The industrious Polish filmmaker Malgorzata Szumowska is presently touring her latest, Never Gonna Snow Again, around the festival circuit (it arrived in London earlier this week); to coincide, MUBI UK have rescued her previous film, last year's The Other Lamb. This was Szumowska's English-language debut, and a cult movie in both senses of the term: a film about the internal power struggles of a religious sect settled in the American wilderness, it proved too cool for crossover success upon its U.S. release - or, indeed, wider distribution, which is why it's only emerging here now on streaming. One or two creative choices suggest that this was Szumowska's shot at a Handmaid's Tale, which - given the strongly feminist bearing of her earlier works (2011's Elles, 2015's Body) - probably shouldn't surprise anyone too much. We're out in the back of beyond (actually rural Ireland, passing for the American heartlands), with Michiel Huisman growing his hair Christ-length to play a false prophet referred to as "Shepherd", holed up here with his "wives" - women young and old in gorgeously colour-coordinated smocks - to preach scripture and have it away as often as possible.

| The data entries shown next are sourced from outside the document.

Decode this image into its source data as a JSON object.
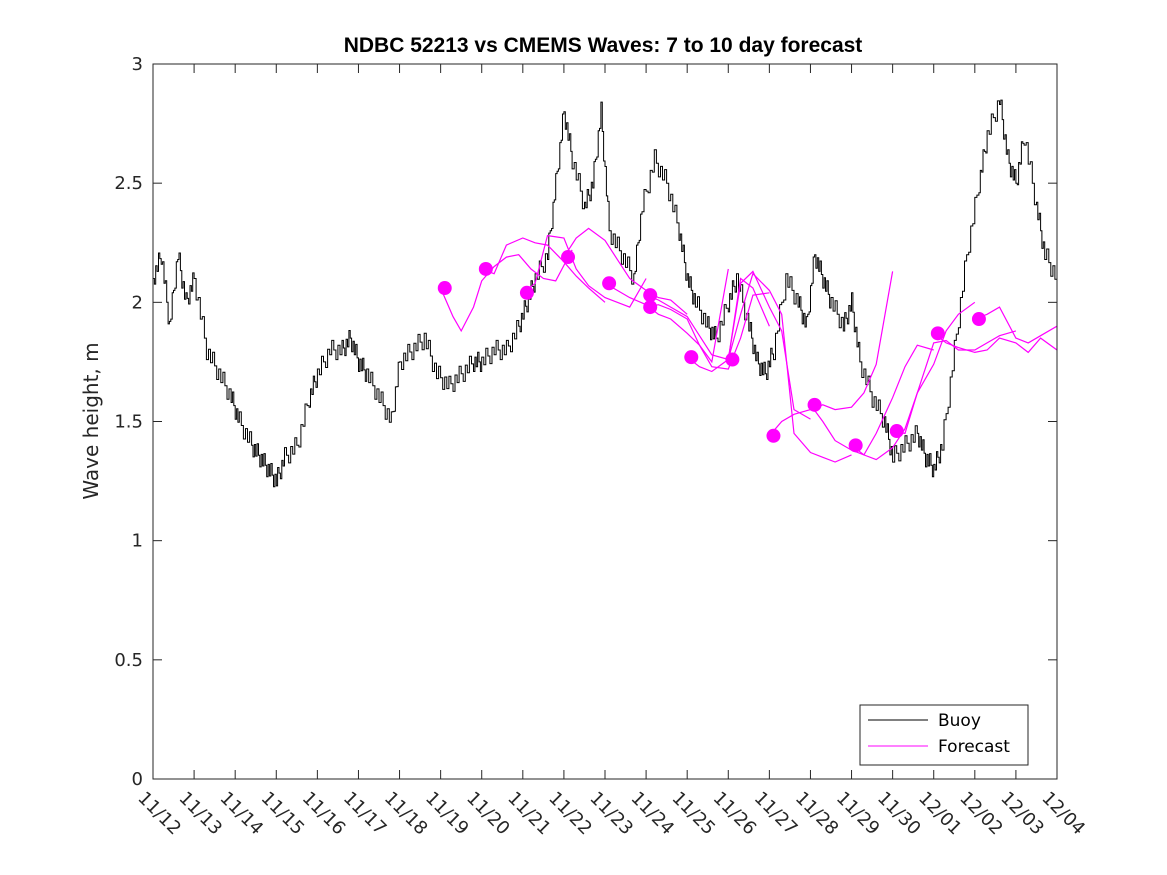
{
  "chart_data": {
    "type": "line",
    "title": "NDBC 52213 vs CMEMS Waves: 7 to 10 day forecast",
    "xlabel": "",
    "ylabel": "Wave height, m",
    "x_unit": "days since 11/12",
    "xlim": [
      0,
      22
    ],
    "ylim": [
      0,
      3
    ],
    "y_ticks": [
      0,
      0.5,
      1,
      1.5,
      2,
      2.5,
      3
    ],
    "y_tick_labels": [
      "0",
      "0.5",
      "1",
      "1.5",
      "2",
      "2.5",
      "3"
    ],
    "x_ticks": [
      0,
      1,
      2,
      3,
      4,
      5,
      6,
      7,
      8,
      9,
      10,
      11,
      12,
      13,
      14,
      15,
      16,
      17,
      18,
      19,
      20,
      21,
      22
    ],
    "x_tick_labels": [
      "11/12",
      "11/13",
      "11/14",
      "11/15",
      "11/16",
      "11/17",
      "11/18",
      "11/19",
      "11/20",
      "11/21",
      "11/22",
      "11/23",
      "11/24",
      "11/25",
      "11/26",
      "11/27",
      "11/28",
      "11/29",
      "11/30",
      "12/01",
      "12/02",
      "12/03",
      "12/04"
    ],
    "grid": false,
    "legend_position": "bottom-right",
    "series": [
      {
        "name": "Buoy",
        "color": "#000000",
        "x": [
          0,
          0.2,
          0.4,
          0.6,
          0.8,
          1.0,
          1.3,
          1.6,
          1.9,
          2.1,
          2.4,
          2.6,
          2.8,
          3.0,
          3.2,
          3.5,
          3.8,
          4.0,
          4.3,
          4.6,
          4.8,
          5.0,
          5.2,
          5.5,
          5.8,
          6.0,
          6.3,
          6.6,
          6.9,
          7.2,
          7.5,
          7.8,
          8.0,
          8.3,
          8.6,
          8.9,
          9.1,
          9.3,
          9.6,
          9.8,
          10.0,
          10.2,
          10.5,
          10.7,
          10.9,
          11.1,
          11.4,
          11.7,
          11.9,
          12.2,
          12.5,
          12.8,
          13.0,
          13.2,
          13.5,
          13.7,
          14.0,
          14.2,
          14.5,
          14.7,
          14.9,
          15.1,
          15.4,
          15.7,
          15.9,
          16.1,
          16.3,
          16.5,
          16.8,
          17.0,
          17.2,
          17.5,
          17.8,
          18.0,
          18.3,
          18.6,
          18.8,
          19.0,
          19.2,
          19.5,
          19.8,
          20.1,
          20.3,
          20.6,
          20.8,
          21.0,
          21.2,
          21.5,
          21.7,
          22.0
        ],
        "y": [
          2.1,
          2.2,
          1.9,
          2.2,
          2.0,
          2.1,
          1.8,
          1.7,
          1.6,
          1.5,
          1.4,
          1.35,
          1.3,
          1.25,
          1.35,
          1.4,
          1.6,
          1.7,
          1.8,
          1.8,
          1.85,
          1.75,
          1.7,
          1.6,
          1.5,
          1.75,
          1.8,
          1.85,
          1.7,
          1.65,
          1.7,
          1.75,
          1.75,
          1.8,
          1.8,
          1.9,
          2.0,
          2.1,
          2.2,
          2.5,
          2.8,
          2.6,
          2.4,
          2.5,
          2.8,
          2.3,
          2.2,
          2.1,
          2.4,
          2.6,
          2.5,
          2.3,
          2.1,
          2.0,
          1.9,
          1.85,
          2.0,
          2.1,
          1.9,
          1.75,
          1.7,
          1.8,
          2.1,
          2.0,
          1.9,
          2.2,
          2.1,
          2.0,
          1.9,
          2.0,
          1.75,
          1.6,
          1.5,
          1.35,
          1.4,
          1.45,
          1.35,
          1.3,
          1.4,
          1.8,
          2.2,
          2.5,
          2.7,
          2.85,
          2.6,
          2.5,
          2.7,
          2.4,
          2.2,
          2.1
        ]
      },
      {
        "name": "Forecast",
        "color": "#ff00ff",
        "runs": [
          {
            "x": [
              7.0,
              7.3,
              7.5,
              7.8,
              8.0,
              8.3,
              8.6,
              8.9,
              9.2,
              9.5,
              9.8,
              10.2
            ],
            "y": [
              2.06,
              1.94,
              1.88,
              1.98,
              2.09,
              2.15,
              2.19,
              2.2,
              2.14,
              2.1,
              2.09,
              2.22
            ]
          },
          {
            "x": [
              8.0,
              8.3,
              8.6,
              9.0,
              9.3,
              9.6,
              10.0,
              10.3,
              10.6,
              11.0
            ],
            "y": [
              2.14,
              2.12,
              2.24,
              2.27,
              2.25,
              2.24,
              2.17,
              2.11,
              2.06,
              2.0
            ]
          },
          {
            "x": [
              9.0,
              9.3,
              9.6,
              10.0,
              10.3,
              10.6,
              11.0,
              11.3,
              11.6,
              12.0
            ],
            "y": [
              2.04,
              2.08,
              2.28,
              2.27,
              2.14,
              2.07,
              2.02,
              2.0,
              1.98,
              2.1
            ]
          },
          {
            "x": [
              10.0,
              10.3,
              10.6,
              11.0,
              11.3,
              11.6,
              12.0,
              12.3,
              12.6,
              13.0
            ],
            "y": [
              2.19,
              2.27,
              2.31,
              2.26,
              2.18,
              2.1,
              2.05,
              2.02,
              2.01,
              1.95
            ]
          },
          {
            "x": [
              11.0,
              11.3,
              11.6,
              12.0,
              12.3,
              12.6,
              13.0,
              13.3,
              13.6,
              14.0
            ],
            "y": [
              2.08,
              2.05,
              2.02,
              1.99,
              1.95,
              1.93,
              1.87,
              1.82,
              1.75,
              2.14
            ]
          },
          {
            "x": [
              12.0,
              12.3,
              12.6,
              13.0,
              13.3,
              13.6,
              14.0,
              14.3,
              14.6,
              15.0
            ],
            "y": [
              2.03,
              2.01,
              1.98,
              1.94,
              1.86,
              1.78,
              1.76,
              2.1,
              2.06,
              1.9
            ]
          },
          {
            "x": [
              12.0,
              12.3,
              12.6,
              13.0,
              13.3,
              13.6,
              14.0,
              14.3,
              14.6,
              15.0
            ],
            "y": [
              1.98,
              1.99,
              1.97,
              1.93,
              1.82,
              1.73,
              1.72,
              1.85,
              2.03,
              2.04
            ]
          },
          {
            "x": [
              13.0,
              13.3,
              13.6,
              14.0,
              14.3,
              14.6,
              15.0,
              15.3,
              15.6,
              16.0
            ],
            "y": [
              1.77,
              1.73,
              1.71,
              1.76,
              2.08,
              2.13,
              1.98,
              1.88,
              1.55,
              1.51
            ]
          },
          {
            "x": [
              14.0,
              14.3,
              14.6,
              15.0,
              15.3,
              15.6,
              16.0,
              16.3,
              16.6,
              17.0
            ],
            "y": [
              1.76,
              1.95,
              2.12,
              2.05,
              1.95,
              1.45,
              1.37,
              1.35,
              1.33,
              1.36
            ]
          },
          {
            "x": [
              15.0,
              15.3,
              15.6,
              16.0,
              16.3,
              16.6,
              17.0,
              17.3,
              17.6,
              18.0
            ],
            "y": [
              1.44,
              1.5,
              1.53,
              1.55,
              1.57,
              1.55,
              1.56,
              1.62,
              1.74,
              2.13
            ]
          },
          {
            "x": [
              16.0,
              16.3,
              16.6,
              17.0,
              17.3,
              17.6,
              18.0,
              18.3,
              18.6,
              19.0
            ],
            "y": [
              1.57,
              1.5,
              1.42,
              1.38,
              1.36,
              1.45,
              1.6,
              1.73,
              1.82,
              1.8
            ]
          },
          {
            "x": [
              17.0,
              17.3,
              17.6,
              18.0,
              18.3,
              18.6,
              19.0,
              19.3,
              19.6,
              20.0
            ],
            "y": [
              1.4,
              1.36,
              1.34,
              1.39,
              1.47,
              1.62,
              1.74,
              1.88,
              1.95,
              2.0
            ]
          },
          {
            "x": [
              18.0,
              18.3,
              18.6,
              19.0,
              19.3,
              19.6,
              20.0,
              20.3,
              20.6,
              21.0
            ],
            "y": [
              1.46,
              1.45,
              1.62,
              1.83,
              1.84,
              1.8,
              1.8,
              1.83,
              1.86,
              1.88
            ]
          },
          {
            "x": [
              19.0,
              19.3,
              19.6,
              20.0,
              20.3,
              20.6,
              21.0,
              21.3,
              21.6,
              22.0
            ],
            "y": [
              1.87,
              1.83,
              1.81,
              1.79,
              1.8,
              1.85,
              1.83,
              1.79,
              1.85,
              1.8
            ]
          },
          {
            "x": [
              20.0,
              20.3,
              20.6,
              21.0,
              21.3,
              21.6,
              22.0
            ],
            "y": [
              1.93,
              1.95,
              1.98,
              1.85,
              1.83,
              1.86,
              1.9
            ]
          }
        ],
        "markers": {
          "x": [
            7.1,
            8.1,
            9.1,
            10.1,
            11.1,
            12.1,
            12.1,
            13.1,
            14.1,
            15.1,
            16.1,
            17.1,
            18.1,
            19.1,
            20.1
          ],
          "y": [
            2.06,
            2.14,
            2.04,
            2.19,
            2.08,
            2.03,
            1.98,
            1.77,
            1.76,
            1.44,
            1.57,
            1.4,
            1.46,
            1.87,
            1.93
          ]
        }
      }
    ],
    "legend": [
      "Buoy",
      "Forecast"
    ]
  }
}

Particularly besotted is teenage newcomer Selah (Raffey Cassidy), although she's the one who discovers the Shepherd's dirty secret: a woodshed in which he locks away all those who stray from His path, most prominently Denise Gough as a character who extends Szumowska's interest in the many ways men exert dominance over the female form, scarred, breasts taped down, banished and deemed "a broken thing" simply because she no longer has any interest in cooking and cleaning for The Man.
One immediate advantage the film has over the TV Handmaid's Tale (as distinct from Atwood's The Handmaid's Tale) is that it gets to the point: it takes 96 minutes to establish this world, show us the heinous acts committed within it, and then gesture towards a turning point. Szumowska doesn't labour the grimness unduly: The Other Lamb is often dreamily beautiful, particularly in a stretch describing a hilltop ritual involving Selah and a pregnant ewe. Working closely with regular cinematographer Michał Englert, this director's eye for composition and colour has sharpened project by project. The issue is one of abstraction, and how allusive a film can get before it starts to seem almost entirely elusive. It's weird that an ostensibly humanist director, possessed of a sincere concern with that which we do to our own and other people's bodies, should have generated a run of movies that feel as though they're taking place at arm's length, featuring characters who rarely seem more than cyphers. We get a useful conversation here between Cassidy and Gough's Sarah that explains why these women are here and submitting to such a heightened level of control - but it's placed at the halfway mark, some time after we've given up wondering. Like the gradually displaced cult, The Other Lamb starts circling round on itself: it never satisfyingly develops, in part because its characters - slapped early on with the labels of either "victim" or "oppressor" - have no room to develop, save to get more oppressive or brutalised still. Though played out against different backdrop, the dynamic of the second half is largely the same as that of the first, until a rushed, unpersuasive ending sounds a note of hopeful change. Szumowska continues to strike me as a talent who's almost there, but not quite: once again here, she alights upon vivid scenes and moments, and fails to find a means of connecting them up into a more forceful whole. I'm not sure The Other Lamb tells us anything more than that there are men who treat women like livestock, which hardly seems news in 2020, and - as with the TV Handmaid, which has somehow drawn in viewers with the promise of further degradations and humiliations - makes for a strange idea of entertainment.
The Other Lamb streams on MUBI UK from Friday.